I metodi alternativi di risoluzione delle controversie (Adr - Alternative dispute resolution) attraverso l’intervento di un terzo neutrale e facilitatore, trovano applicazione sia in ambiti civili, commerciali e di lavoro, sia in caso di conflitti che non hanno un contenuto prevalentemente economico. Nel primo caso parliamo di «conciliazione», nel secondo caso di «mediazione». I tipi di mediazione più diffusi e significativi sono: la mediazione familiare, sociale, scolastica e penale. Oggi prenderemo in considerazione la mediazione familiare, definita come «un percorso per la riorganizzazione delle relazioni familiari in vista o in seguito alla separazione familiare o al divorzio» (Haynes - Buzzi).

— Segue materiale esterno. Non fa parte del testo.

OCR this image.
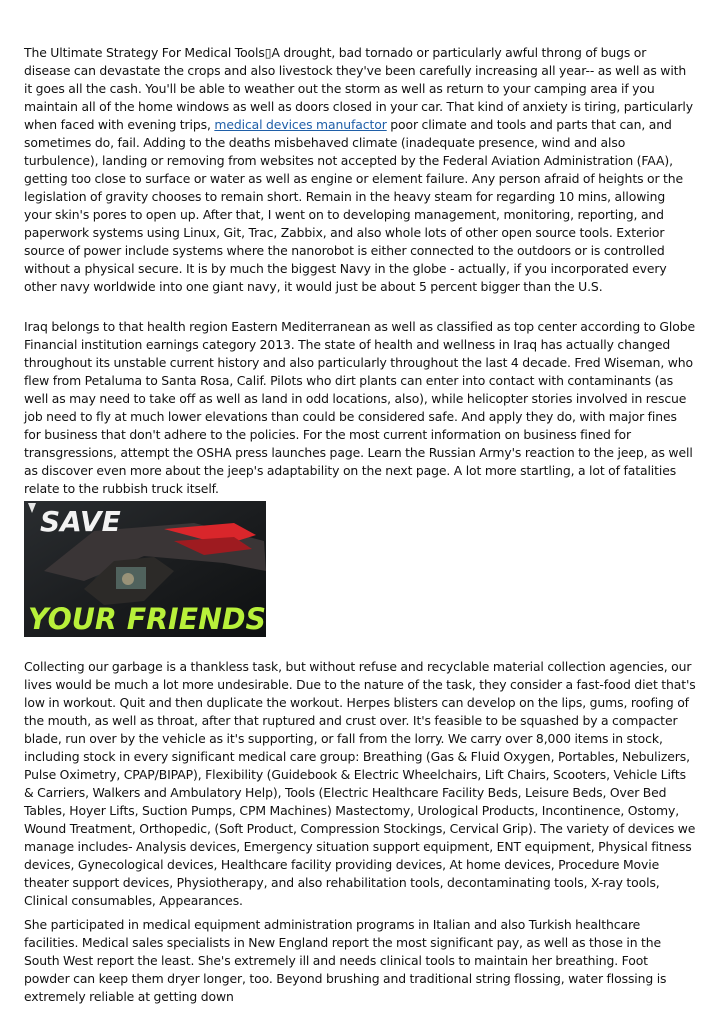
The Ultimate Strategy For Medical Tools▯A drought, bad tornado or particularly awful throng of bugs or disease can devastate the crops and also livestock they've been carefully increasing all year-- as well as with it goes all the cash. You'll be able to weather out the storm as well as return to your camping area if you maintain all of the home windows as well as doors closed in your car. That kind of anxiety is tiring, particularly when faced with evening trips, medical devices manufactor poor climate and tools and parts that can, and sometimes do, fail. Adding to the deaths misbehaved climate (inadequate presence, wind and also turbulence), landing or removing from websites not accepted by the Federal Aviation Administration (FAA), getting too close to surface or water as well as engine or element failure. Any person afraid of heights or the legislation of gravity chooses to remain short. Remain in the heavy steam for regarding 10 mins, allowing your skin's pores to open up. After that, I went on to developing management, monitoring, reporting, and paperwork systems using Linux, Git, Trac, Zabbix, and also whole lots of other open source tools. Exterior source of power include systems where the nanorobot is either connected to the outdoors or is controlled without a physical secure. It is by much the biggest Navy in the globe - actually, if you incorporated every other navy worldwide into one giant navy, it would just be about 5 percent bigger than the U.S.

Iraq belongs to that health region Eastern Mediterranean as well as classified as top center according to Globe Financial institution earnings category 2013. The state of health and wellness in Iraq has actually changed throughout its unstable current history and also particularly throughout the last 4 decade. Fred Wiseman, who flew from Petaluma to Santa Rosa, Calif. Pilots who dirt plants can enter into contact with contaminants (as well as may need to take off as well as land in odd locations, also), while helicopter stories involved in rescue job need to fly at much lower elevations than could be considered safe. And apply they do, with major fines for business that don't adhere to the policies. For the most current information on business fined for transgressions, attempt the OSHA press launches page. Learn the Russian Army's reaction to the jeep, as well as discover even more about the jeep's adaptability on the next page. A lot more startling, a lot of fatalities relate to the rubbish truck itself.

SAVE
YOUR FRIENDS

Collecting our garbage is a thankless task, but without refuse and recyclable material collection agencies, our lives would be much a lot more undesirable. Due to the nature of the task, they consider a fast-food diet that's low in workout. Quit and then duplicate the workout. Herpes blisters can develop on the lips, gums, roofing of the mouth, as well as throat, after that ruptured and crust over. It's feasible to be squashed by a compacter blade, run over by the vehicle as it's supporting, or fall from the lorry. We carry over 8,000 items in stock, including stock in every significant medical care group: Breathing (Gas & Fluid Oxygen, Portables, Nebulizers, Pulse Oximetry, CPAP/BIPAP), Flexibility (Guidebook & Electric Wheelchairs, Lift Chairs, Scooters, Vehicle Lifts & Carriers, Walkers and Ambulatory Help), Tools (Electric Healthcare Facility Beds, Leisure Beds, Over Bed Tables, Hoyer Lifts, Suction Pumps, CPM Machines) Mastectomy, Urological Products, Incontinence, Ostomy, Wound Treatment, Orthopedic, (Soft Product, Compression Stockings, Cervical Grip). The variety of devices we manage includes- Analysis devices, Emergency situation support equipment, ENT equipment, Physical fitness devices, Gynecological devices, Healthcare facility providing devices, At home devices, Procedure Movie theater support devices, Physiotherapy, and also rehabilitation tools, decontaminating tools, X-ray tools, Clinical consumables, Appearances.

She participated in medical equipment administration programs in Italian and also Turkish healthcare facilities. Medical sales specialists in New England report the most significant pay, as well as those in the South West report the least. She's extremely ill and needs clinical tools to maintain her breathing. Foot powder can keep them dryer longer, too. Beyond brushing and traditional string flossing, water flossing is extremely reliable at getting down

A differenza della conciliazione, che tra gli intenti ha quello di ristabilire la relazione tra le parti, la mediazione familiare gestisce il futuro in seguito a una rottura che non si intende ricomporre. Essa segue e accompagna la trasformazione delle relazioni tra genitori e figli e tra la madre e il padre, fra loro e rispetto ai figli. Il percorso intrapreso con il mediatore familiare aiuta i figli all’adattamento alla separazione e al divorzio e fa emergere i bisogni di tutti i soggetti coinvolti nella riorganizzazione familiare. Questo perché un uomo e una donna che si separano smettono il legame di coppia, ma, se dall’unione sono nati dei figli, non smettono mai il ruolo genitoriale. Ed è questo un legame che mantiene comunque uniti gli ex coniugi o conviventi, in quanto devono prendere decisioni riguardanti la vita dei figli e i loro rapporti con essi. Si tratta di una rete di rapporti non facile da gestire, specie in presenza di situazioni conflittuali, ed ecco lo scopo dell’istituto della mediazione familiare. Compito del mediatore familiare è appunto quello di affrontare tutti i temi che solitamente generano conflitti tra i coniugi: non solo i figli (gestione, mantenimento, relazione), ma anche la suddivisione dei beni di proprietà, nuove abitazioni e gestione delle «famiglie allargate». Insomma, come per la conciliazione, anche per la mediazione l’obiettivo è quello di sciogliere i motivi di conflitto per raggiungere soluzioni condivise.